La République démocratique du Congo a présidé, lundi 20 juillet 2026, une séance du Conseil de sécurité des Nations unies consacrée à la situation en Haïti. À travers la voix de la ministre d’État, ministre des Affaires étrangères, Coopération internationale, Francophonie et Diaspora congolaise, Thérèse Kayikwamba Wagner, Kinshasa a appelé à une réponse globale combinant sécurité, justice, aide humanitaire et développement durable pour accompagner le peuple haïtien vers une paix durable.
Dans le cadre de sa présidence tournante du Conseil de sécurité des Nations unies pour le mois de juillet 2026, la République démocratique du Congo a conduit les travaux d’une séance consacrée à l’évolution de la situation politique, sécuritaire et humanitaire en Haïti.
La 10 198ᵉ séance du Conseil de sécurité a été ouverte par Thérèse Kayikwamba Wagner, présidente en exercice du Conseil, qui a soumis à l’adoption l’ordre du jour consacré à la situation haïtienne. Celui-ci a été approuvé par les membres de l’organe onusien.
Conformément aux procédures du Conseil, la présidente a invité les représentants d’Haïti, de la Jamaïque, du Mexique et de la République dominicaine à participer aux échanges.

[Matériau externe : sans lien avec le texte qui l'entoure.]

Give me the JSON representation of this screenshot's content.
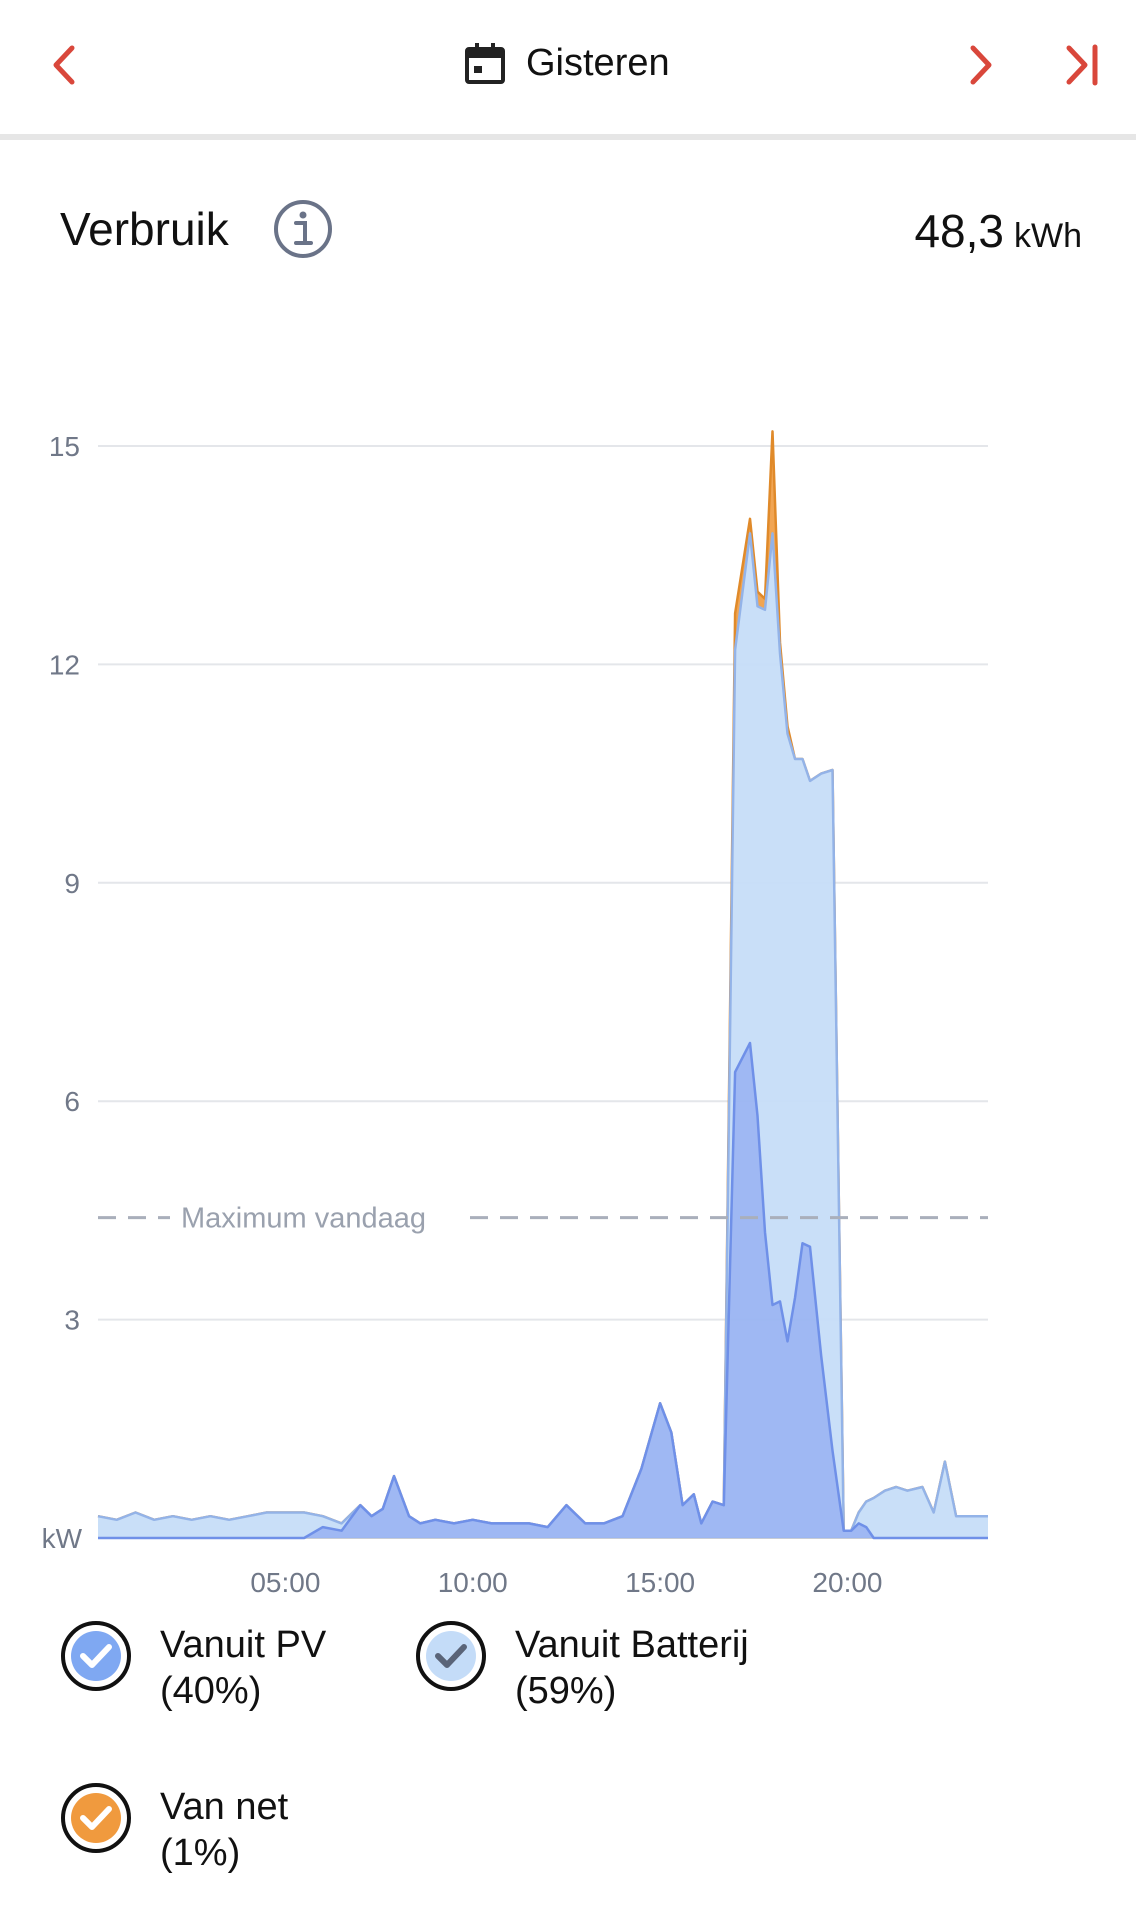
{
  "topbar": {
    "date_label": "Gisteren",
    "prev_icon": "chevron-left-icon",
    "next_icon": "chevron-right-icon",
    "last_icon": "skip-to-end-icon",
    "calendar_icon": "calendar-icon",
    "accent_color": "#d9473b"
  },
  "header": {
    "title": "Verbruik",
    "info_icon": "info-icon",
    "total_value": "48,3",
    "total_unit": "kWh"
  },
  "legend": [
    {
      "label": "Vanuit PV",
      "percent": "(40%)",
      "color": "#7fa8f2",
      "checked": true
    },
    {
      "label": "Vanuit Batterij",
      "percent": "(59%)",
      "color": "#c4dcf8",
      "checked": true
    },
    {
      "label": "Van net",
      "percent": "(1%)",
      "color": "#f09a3e",
      "checked": true
    }
  ],
  "chart_data": {
    "type": "area",
    "stacked": true,
    "ylabel": "kW",
    "ylim": [
      0,
      15
    ],
    "yticks": [
      3,
      6,
      9,
      12,
      15
    ],
    "xlim": [
      0,
      23.75
    ],
    "xticks": [
      5,
      10,
      15,
      20
    ],
    "xtick_labels": [
      "05:00",
      "10:00",
      "15:00",
      "20:00"
    ],
    "grid": true,
    "reference_line": {
      "label": "Maximum vandaag",
      "value": 4.4
    },
    "x": [
      0,
      0.5,
      1,
      1.5,
      2,
      2.5,
      3,
      3.5,
      4,
      4.5,
      5.5,
      6,
      6.5,
      7,
      7.3,
      7.6,
      7.9,
      8.3,
      8.6,
      9,
      9.5,
      10,
      10.5,
      11,
      11.5,
      12,
      12.5,
      13,
      13.5,
      14,
      14.5,
      15,
      15.3,
      15.6,
      15.9,
      16.1,
      16.4,
      16.7,
      17,
      17.4,
      17.6,
      17.8,
      18.0,
      18.2,
      18.4,
      18.6,
      18.8,
      19.0,
      19.3,
      19.6,
      19.9,
      20.1,
      20.3,
      20.5,
      20.7,
      21.0,
      21.3,
      21.6,
      22.0,
      22.3,
      22.6,
      22.9,
      23.2,
      23.5,
      23.75
    ],
    "series": [
      {
        "name": "Vanuit PV",
        "values": [
          0,
          0,
          0,
          0,
          0,
          0,
          0,
          0,
          0,
          0,
          0,
          0.15,
          0.1,
          0.45,
          0.3,
          0.4,
          0.85,
          0.3,
          0.2,
          0.25,
          0.2,
          0.25,
          0.2,
          0.2,
          0.2,
          0.15,
          0.45,
          0.2,
          0.2,
          0.3,
          0.95,
          1.85,
          1.45,
          0.45,
          0.6,
          0.2,
          0.5,
          0.45,
          6.4,
          6.8,
          5.8,
          4.2,
          3.2,
          3.25,
          2.7,
          3.3,
          4.05,
          4.0,
          2.5,
          1.2,
          0.1,
          0.1,
          0.2,
          0.15,
          0,
          0,
          0,
          0,
          0,
          0,
          0,
          0,
          0,
          0,
          0
        ]
      },
      {
        "name": "Vanuit Batterij",
        "values": [
          0.3,
          0.25,
          0.35,
          0.25,
          0.3,
          0.25,
          0.3,
          0.25,
          0.3,
          0.35,
          0.35,
          0.15,
          0.1,
          0,
          0,
          0,
          0,
          0,
          0,
          0,
          0,
          0,
          0,
          0,
          0,
          0,
          0,
          0,
          0,
          0,
          0,
          0,
          0,
          0,
          0,
          0,
          0,
          0,
          5.8,
          7.0,
          7.0,
          8.55,
          10.6,
          8.9,
          8.35,
          7.4,
          6.65,
          6.4,
          8.0,
          9.35,
          0,
          0,
          0.15,
          0.35,
          0.55,
          0.65,
          0.7,
          0.65,
          0.7,
          0.35,
          1.05,
          0.3,
          0.3,
          0.3,
          0.3
        ]
      },
      {
        "name": "Van net",
        "values": [
          0,
          0,
          0,
          0,
          0,
          0,
          0,
          0,
          0,
          0,
          0,
          0,
          0,
          0,
          0,
          0,
          0,
          0,
          0,
          0,
          0,
          0,
          0,
          0,
          0,
          0,
          0,
          0,
          0,
          0,
          0,
          0,
          0,
          0,
          0,
          0,
          0,
          0,
          0.5,
          0.2,
          0.2,
          0.15,
          1.4,
          0.15,
          0.1,
          0,
          0,
          0,
          0,
          0,
          0,
          0,
          0,
          0,
          0,
          0,
          0,
          0,
          0,
          0,
          0,
          0,
          0,
          0,
          0
        ]
      }
    ]
  }
}
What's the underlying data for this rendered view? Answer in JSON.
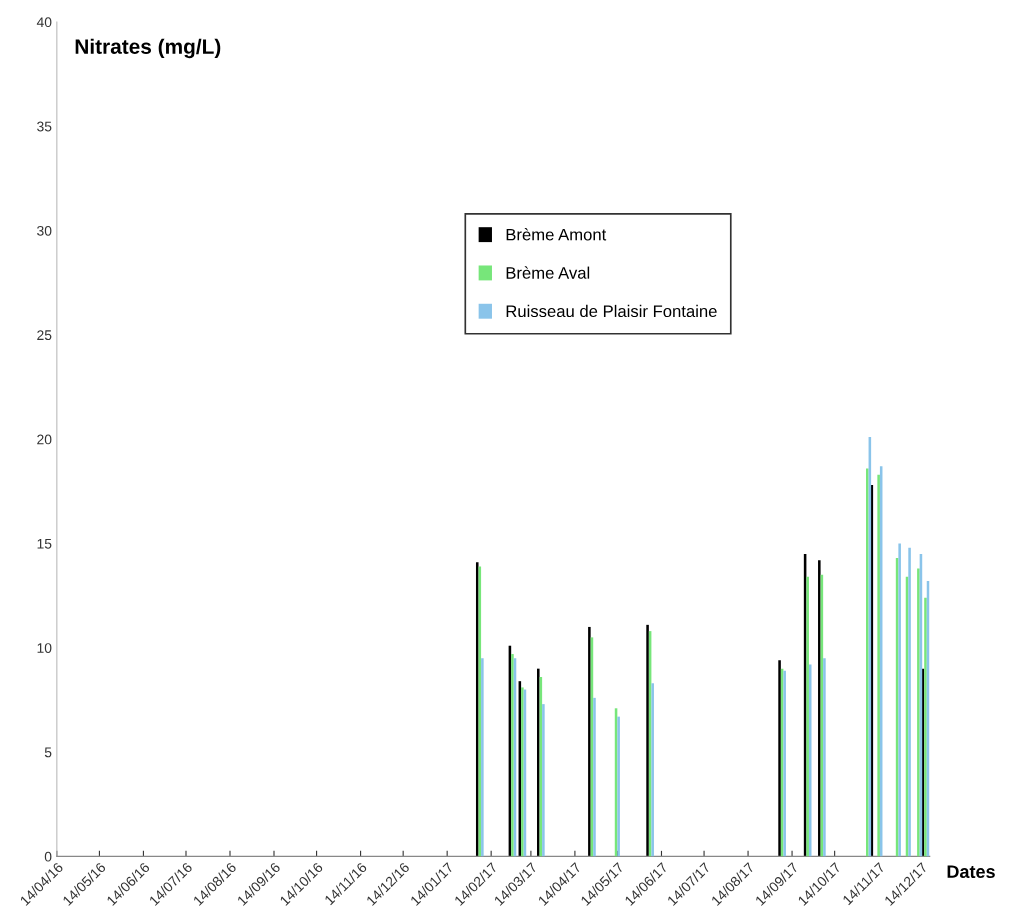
{
  "chart_data": {
    "type": "bar",
    "title": "Nitrates (mg/L)",
    "xlabel": "Dates",
    "x": [
      "2017-02-06",
      "2017-03-01",
      "2017-03-08",
      "2017-03-21",
      "2017-04-26",
      "2017-05-13",
      "2017-06-06",
      "2017-09-07",
      "2017-09-25",
      "2017-10-05",
      "2017-11-06",
      "2017-11-11",
      "2017-11-14",
      "2017-11-27",
      "2017-12-04",
      "2017-12-12",
      "2017-12-17"
    ],
    "series": [
      {
        "name": "Brème Amont",
        "color": "#000000",
        "values": [
          14.1,
          10.1,
          8.4,
          9.0,
          11.0,
          null,
          11.1,
          9.4,
          14.5,
          14.2,
          null,
          17.8,
          null,
          null,
          null,
          null,
          9.0
        ]
      },
      {
        "name": "Brème Aval",
        "color": "#77e67a",
        "values": [
          13.9,
          9.7,
          8.1,
          8.6,
          10.5,
          7.1,
          10.8,
          9.0,
          13.4,
          13.5,
          18.6,
          null,
          18.3,
          14.3,
          13.4,
          13.8,
          12.4
        ]
      },
      {
        "name": "Ruisseau de Plaisir Fontaine",
        "color": "#8ac4ea",
        "values": [
          9.5,
          9.5,
          8.0,
          7.3,
          7.6,
          6.7,
          8.3,
          8.9,
          9.2,
          9.5,
          20.1,
          null,
          18.7,
          15.0,
          14.8,
          14.5,
          13.2
        ]
      }
    ],
    "xlim": [
      "2016-04-14",
      "2017-12-20"
    ],
    "xticks": [
      {
        "value": "2016-04-14",
        "label": "14/04/16"
      },
      {
        "value": "2016-05-14",
        "label": "14/05/16"
      },
      {
        "value": "2016-06-14",
        "label": "14/06/16"
      },
      {
        "value": "2016-07-14",
        "label": "14/07/16"
      },
      {
        "value": "2016-08-14",
        "label": "14/08/16"
      },
      {
        "value": "2016-09-14",
        "label": "14/09/16"
      },
      {
        "value": "2016-10-14",
        "label": "14/10/16"
      },
      {
        "value": "2016-11-14",
        "label": "14/11/16"
      },
      {
        "value": "2016-12-14",
        "label": "14/12/16"
      },
      {
        "value": "2017-01-14",
        "label": "14/01/17"
      },
      {
        "value": "2017-02-14",
        "label": "14/02/17"
      },
      {
        "value": "2017-03-14",
        "label": "14/03/17"
      },
      {
        "value": "2017-04-14",
        "label": "14/04/17"
      },
      {
        "value": "2017-05-14",
        "label": "14/05/17"
      },
      {
        "value": "2017-06-14",
        "label": "14/06/17"
      },
      {
        "value": "2017-07-14",
        "label": "14/07/17"
      },
      {
        "value": "2017-08-14",
        "label": "14/08/17"
      },
      {
        "value": "2017-09-14",
        "label": "14/09/17"
      },
      {
        "value": "2017-10-14",
        "label": "14/10/17"
      },
      {
        "value": "2017-11-14",
        "label": "14/11/17"
      },
      {
        "value": "2017-12-14",
        "label": "14/12/17"
      }
    ],
    "ylim": [
      0,
      40
    ],
    "yticks": [
      0,
      5,
      10,
      15,
      20,
      25,
      30,
      35,
      40
    ],
    "grid": false,
    "legend": "top"
  }
}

« Au nom du Conseil, je souhaite la bienvenue à Son Excellence Madame Reina Forbin, ministre des Affaires étrangères et des Cultes d’Haïti, et Son Excellence Monsieur Roberto Alvarez Gil, ministre des Affaires étrangères de la République dominicaine », a déclaré Thérèse Kayikwamba Wagner lors de l’ouverture des travaux.
Au cours de cette session, la cheffe de la diplomatie congolaise est également intervenue au nom du Groupe A3, qui réunit les trois membres africains élus du Conseil de sécurité.
Le groupe a réaffirmé son engagement en faveur d’une paix durable en Haïti, tout en insistant sur la nécessité d’une stabilisation menée sous le leadership des autorités haïtiennes.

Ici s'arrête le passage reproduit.